Over the past year, four computer science students, Grindle, Guo, Lukas Leung and Elena Zhizhimontova ’14, had professional papers co-authored with Magee presented at conferences or published in conference proceedings. Pharr’s work with Professor Helena Mentis of the University of Maryland Baltimore County was included in a paper delivered at the American Medical Informatics Association Workshop on Interactive Systems in Healthcare.

Attending professional conferences gives students valuable opportunities to network with others in the field, gain experience presenting and fielding questions about their work, hear from industry representatives and learn about career opportunities.

“It’s great to see students getting their projects to the level that they can publish and present them at conferences,” says Magee. “These kinds of experiences really stand out in a student’s career.”
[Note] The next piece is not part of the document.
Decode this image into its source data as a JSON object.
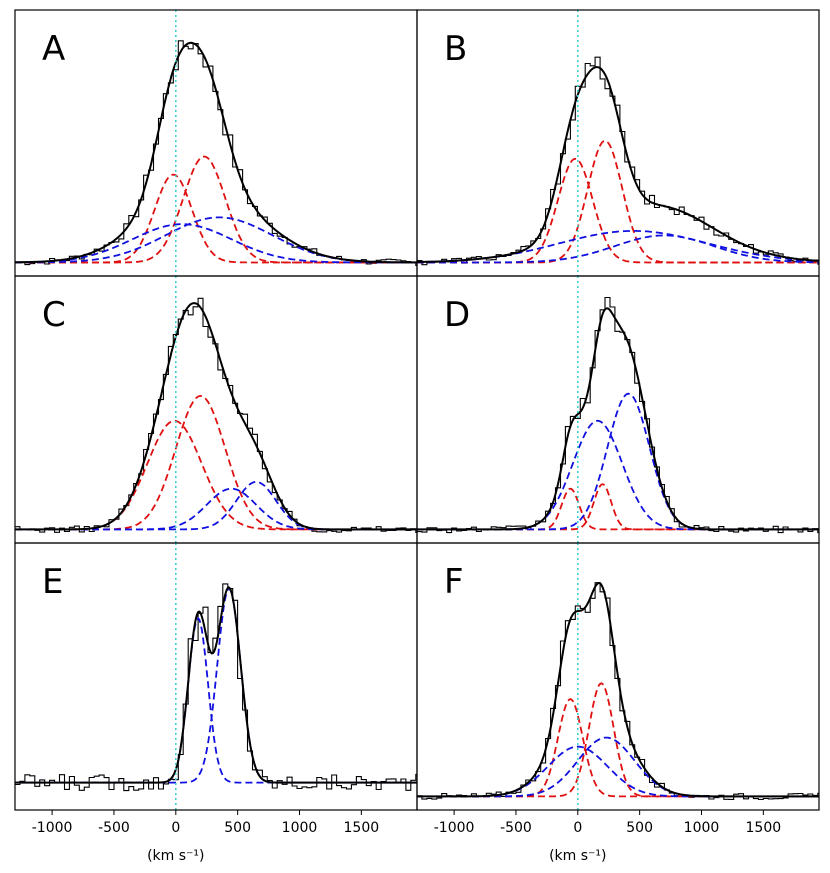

Several graduating seniors have taken positions with companies that include Google (Alex Williams ’15), Silicon Labs (Rehan Rasool), Meditech (Nicholas Iwamoto ’15) and Intrepid Pursuits (Sarah Lieto ’15 and Tiancheng Jiang ’15).

Other current students are pursuing summer internships and research opportunities at: Facebook (Sarjan Shrestha and Hoang Nguyen), Amazon (Binh Tang ’16 and Son Le ’16), Fedex IT department (Lukas Leung), Axis Point (Zhuoming Tan ’16), Demandware (Ronak Shah), Quantrix (Cyrus Fenderson), Clark University IT department (Juan Park ’17), Clark University, research with Professor John Magee, also in collaboration with research group at Boston University (Jiri Roznovjak ’18, Samuel Schlesinger ’18), Juniper Networks (Joshua Cogswell), Quantum Networks (Christian Rentsman ’18) and Cold Spring Harbor Lab (Sam Kovaka).

Founded in 1887 in Worcester, Massachusetts, Clark University is a liberal arts-based research university addressing social and human imperatives on a global scale. Nationally renowned as a college that changes lives, Clark is emerging as a transformative force in higher education today. LEEP (Liberal Education and Effective Practice) is Clark’s pioneering model of education that combines a robust liberal arts curriculum with life-changing world and workplace experiences. Clark’s faculty and students work across boundaries to develop solutions to complex challenges in the natural sciences, psychology, geography, management, urban education, Holocaust and genocide studies, environmental studies, and international development and social change. The Clark educational experience embodies the University’s motto: Challenge convention. Change our world.